Hypothesis Testing with Randomization
IMS2 Ch. 11
Math 115
Flavor Preferences
- Research question: Do people on the East Coast have a higher preference for cola than people on the West Coast?
soda dataset
- 2 variables
- location: East or West
- drink preference: Orange or Cola
- 60 individuals (34 from East, 26 from West)
Results (EDA)
| East |
28 |
6 |
34 |
| West |
19 |
7 |
26 |
| total |
47 |
13 |
60 |
Difference in proportions
- Success: drink = Cola
- Statistic of interest: difference in proportions \[\hat{p}_E-\hat{p}_W\]
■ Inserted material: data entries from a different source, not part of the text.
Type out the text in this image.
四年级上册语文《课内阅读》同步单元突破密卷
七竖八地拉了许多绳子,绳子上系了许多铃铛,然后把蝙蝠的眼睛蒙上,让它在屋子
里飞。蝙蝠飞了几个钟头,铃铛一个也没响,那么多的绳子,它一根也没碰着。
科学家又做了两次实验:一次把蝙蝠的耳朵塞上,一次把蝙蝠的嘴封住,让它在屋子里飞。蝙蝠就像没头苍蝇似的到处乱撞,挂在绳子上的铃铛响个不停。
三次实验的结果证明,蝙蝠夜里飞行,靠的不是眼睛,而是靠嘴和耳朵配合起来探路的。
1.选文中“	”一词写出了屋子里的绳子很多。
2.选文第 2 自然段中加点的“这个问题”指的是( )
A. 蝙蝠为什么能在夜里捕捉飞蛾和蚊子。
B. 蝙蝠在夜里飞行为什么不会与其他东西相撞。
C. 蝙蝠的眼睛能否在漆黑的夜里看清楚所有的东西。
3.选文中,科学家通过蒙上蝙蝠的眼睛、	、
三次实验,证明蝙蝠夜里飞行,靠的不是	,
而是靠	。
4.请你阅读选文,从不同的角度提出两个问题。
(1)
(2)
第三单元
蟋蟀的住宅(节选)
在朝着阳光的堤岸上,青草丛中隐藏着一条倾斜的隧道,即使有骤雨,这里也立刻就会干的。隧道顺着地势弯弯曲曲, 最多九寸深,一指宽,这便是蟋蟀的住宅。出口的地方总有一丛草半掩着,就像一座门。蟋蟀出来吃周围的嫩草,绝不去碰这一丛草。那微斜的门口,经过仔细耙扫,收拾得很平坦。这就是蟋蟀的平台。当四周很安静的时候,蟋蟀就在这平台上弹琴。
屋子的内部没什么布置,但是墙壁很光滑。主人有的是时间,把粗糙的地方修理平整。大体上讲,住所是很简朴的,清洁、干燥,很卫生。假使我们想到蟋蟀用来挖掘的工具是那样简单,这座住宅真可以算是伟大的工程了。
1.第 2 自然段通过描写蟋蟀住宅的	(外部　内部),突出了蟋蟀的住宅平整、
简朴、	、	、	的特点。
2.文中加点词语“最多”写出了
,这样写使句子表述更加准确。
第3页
- Observed difference: \[\frac{28}{34}-\frac{19}{26}=0.09276\]
Hypothesis Test
- From the sample it appears that there is a stronger preference for cola on the East Coast
- It may be that there is no real difference in preference in the population, and the observed difference is not surprising when selecting a sample of this size from the population
- A hypothesis test states these two possibilities formally as hypotheses then weighs them against each other using the results from the sample as evidence
Hypotheses
- The null hypothesis, denoted \(H_0\), represents a skeptical perspective or a claim of no difference
- The alternative hypothesis, denote \(H_A\), represents an alternative claim of difference.
- As statisticians, we usually establish hypotheses before viewing the data in order to avoid bias
In words:
\(H_0:\) Location has no
effect on preference for
cola over orange soda.
\(H_A:\) There is a higher
preference for cola
over orange soda on the
East Coast than on the
West Coast.
In symbols:
\(H_0: p_E - p_W = 0\)
\(H_A: p_E - p_W > 0\)
Null Distribution
- We test the null hypothesis by comparing the observed value of the statistic to a null distribution
- If the null hypothesis is true and we select different samples of the same size from the population, we would expect the value of the statistic to vary between samples
- The null distribution is the distribution that describes those values
- It is an example of a sampling distribution (distribution of a statistic)
Null Distribution Using Random Permutation
- Suppose that I suspect Hope students that sit in the front of class had a higher high school GPA than students that sit in the back
- I ask each of you to write your high school GPA on a sheet of paper and I calculate the difference in mean GPA for students in the front and in the back
- I want to know how that difference compares to differences I would measure if there is no difference
- The GPAs I collected is my best picture of what the distribution of GPAs is like at Hope
- To simulate the null hypothesis being true (no difference between front and back), I could mix up your GPAs and hand them back to you
- Then I could collect them again and measure the difference in means between front and back
- If I do this many times it will give me a good idea of what the differences would look like if the null hypothesis is true (the null distribution)
- Mixing up the values of the response variable as in the GPA example is called random permutation
- I can use random permutation to create a null distribution
- Usually we will do this with a computer, because we want to calculate the statistic for 1,000 or 10,000 random permutations
Here is the original soda data with 5 random permutations.
- Now let’s simulate 100 samples assuming true null hypothesis
- We’ll calculate a difference in proportions for each permutation
- Later, we will learn how to do this in Jamovi
![]()
Dot plot of 100 differences in randomized proportions (null distribution), showing observed difference as dashed vertical line.
p-Value
- To test the null hypothesis (\(p_E-p_W = 0\)) we consider how probable it would be to get a difference in proportions that is at least as large as the observed difference if \(H_0\) is true
- This probability is called a p-value
- We use the null distribution to calculate the p-value
There are 28 differences in randomization proportions that are greater than or equal to the observed value (0.09276). So we estimate the p-value to be 28/100 = 0.28.
![]()
Dot plot of 100 differences in randomized proportions (null distribution), showing observed difference as dashed vertical line.
Significance Level
- Before we conduct a study, we define a significance level, denoted \(\alpha\)
- We decide that in order to reject the null hypothesis as false, the p-value must be less than \(\alpha\)
- The significance level is the standard of evidence we will use to judge the null hypothesis
- We presume the null hypothesis is true, but we are willing to reject it if the evidence against it is strong enough (the p-value is less than \(\alpha\))
- Typical values for \(\alpha\) are 0.05 and 0.01
- Sometimes other values are used
- Unless otherwise noted, we will always use \(\alpha = 0.05\)
Conclusion
- In the soda example, the observed difference in proportions (\(\hat{p}_E-\hat{p}_W = 0.09276\)) does not allow us to reject the null hypothesis (p = 0.28) at the \(\alpha = .05\) significance level.
- The difference in the proportions is not statistically significant
- This means that it is plausible that there is no difference in the proportions of people who prefer cola to orange soda between the East and West Coast.